Of the 24 agencies, GAO found that only 11 had defined their CISO’s role for all activities. According to GAO, the remaining 13 agencies had only partially defined their CISO’s role and risked “limiting [the CISOs’] ability to effectively oversee these agencies’ information security programs.”

GAO also administered surveys to, and conducted interviews with, each of the CISOs to determine what challenges CISOs had faced in managing their cybersecurity programs.

The surveyed CISOs expressed a number of concerns. Eighteen reported competition between security and operations priorities, including that security personnel sometimes reported to their ordinary chain of command instead of the CISO, with the result that security concerns were under-prioritized. Additionally, coordination with other components, resource limitations, and quickly changing technology were each cited as obstacles to managing the programs. Ten CISOs also reported that their placement within the organization “challenged their ability to carry out their responsibilities” by, for example, blurring lines of authority and preventing adequate “access to agency leadership.”

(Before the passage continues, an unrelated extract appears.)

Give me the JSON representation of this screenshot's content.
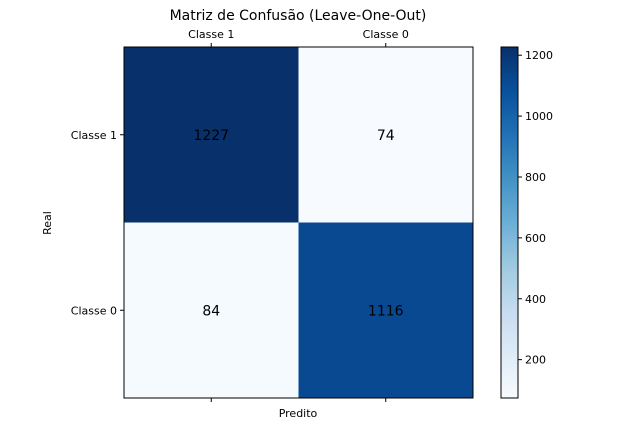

According to GAO, at least one contributing factor to misalignment between agencies and their statutory responsibilities lies in what it characterized as OMB’s failure to “provide guidance on information security.” OMB’s Circular A-130 –intended to establish policies for managing federal information resources –states that agencies must “ensure that all personnel are held accountable for complying with agency-wide information security and privacy requirements and policies.” However, according to the assessment, the circular fails to “provide guidance on how agencies are to implement this requirement.” As a result, GAO believes that “agencies lack clarity on how to ensure that their CISOs have adequate authority to effectively carry out their duties.”

The assessment recognized that OMB and NIST have created some initiatives to assist agencies with meeting their cybersecurity obligations, including The National Initiative for Cybersecurity Education, Cybersecurity National Action Plan, and Cybersecurity Strategy and Implementation Plan, but denied that they adequately address the concerns voiced by the CISOs.

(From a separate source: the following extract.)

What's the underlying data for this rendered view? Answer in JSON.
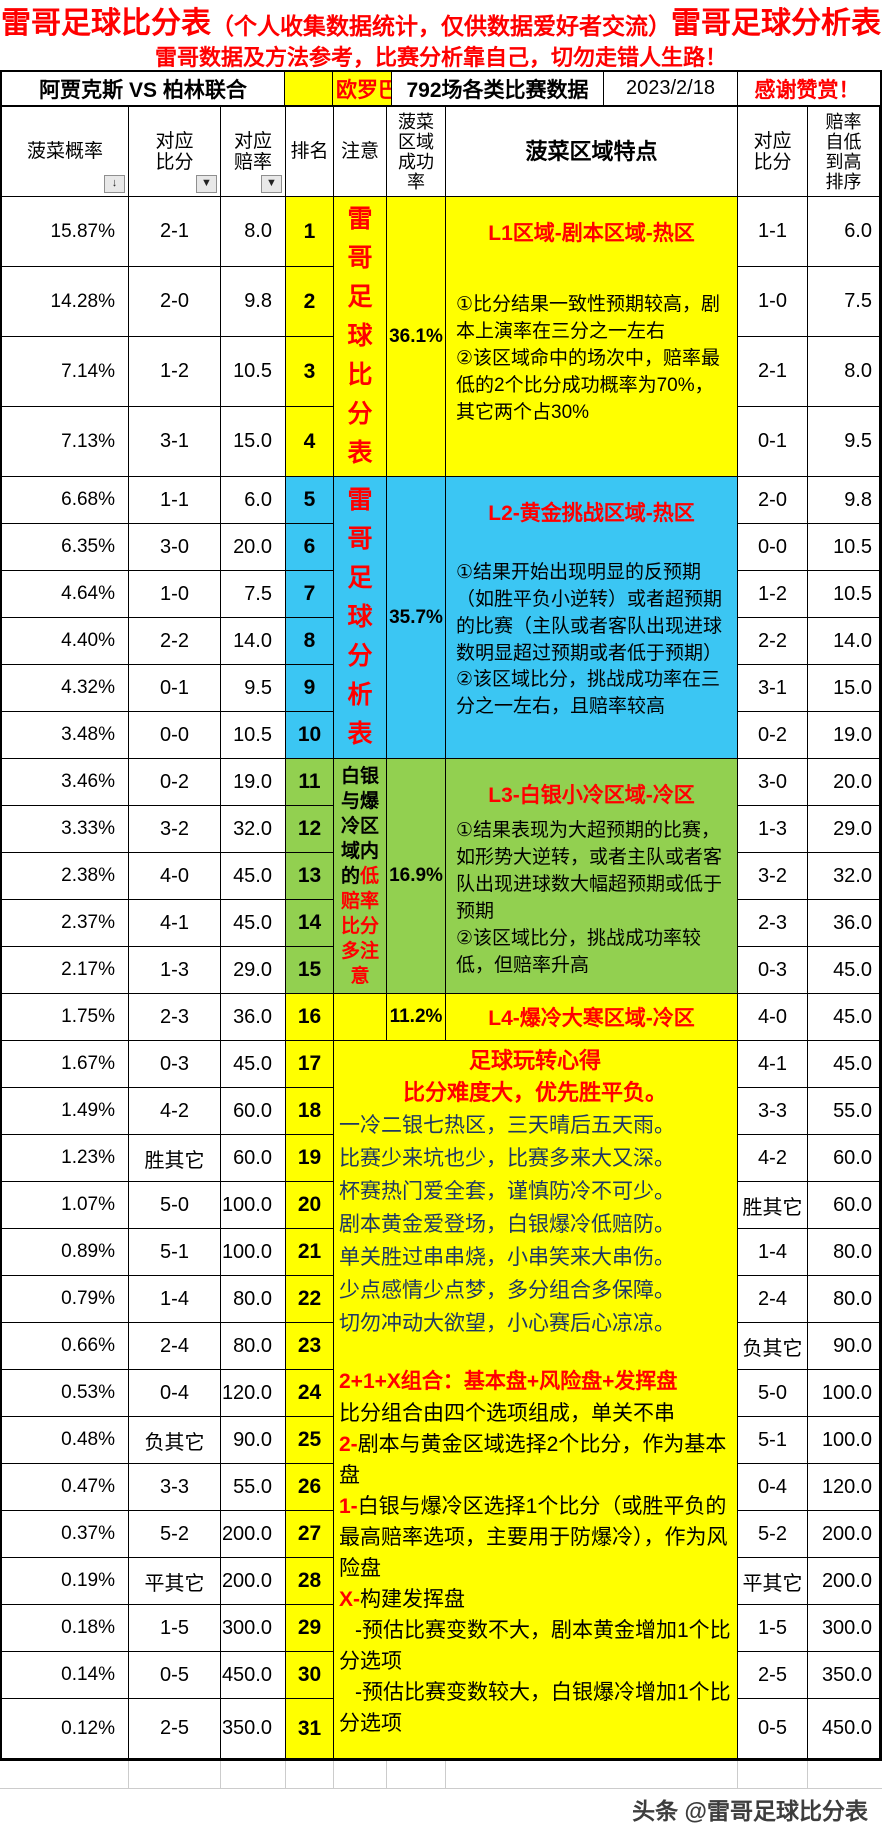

GAO completed its assessment at the request of U.S. Representatives Fred Upton (R-Mich.), Chairman of the Energy and Commerce Committee, and Tim Murphy (R-Pa.), who expressed concerns that “competition between operations and security…often led to security being deprioritized.” Their concerns were based on a report produced by their Committee that found pervasive security deficiencies at the U.S. Department of Health and Human Services.

The Superintendent of New York’s Department of Financial Services—the entity that published New York’s cybersecurity rule, and which is responsible for regulating thousands of financial companies—assured consumers that the rule employs “current principles” that provide the “flexibility necessary to ensure that institutions can efficiently adapt to continued innovations.”

Still, some experts have reportedly worried that the new requirements “could cost [banks] and insurers millions of dollars.” Concern over the high costs of cybersecurity is nothing new—following the Obama administration’s release of the Cybersecurity Framework in February 2014, companies and business groups grappled with the large investments that cybersecurity requires.

But the threat of cyber attack isn’t going anywhere, for companies or agencies. Shortly after releasing its CISO report, GAO found that agency cyber incidents had increased by around 1,300 percent over the last nine years, and the Ponemon Institute reported that the costs of cybercrime had increased by 82 percent over six years.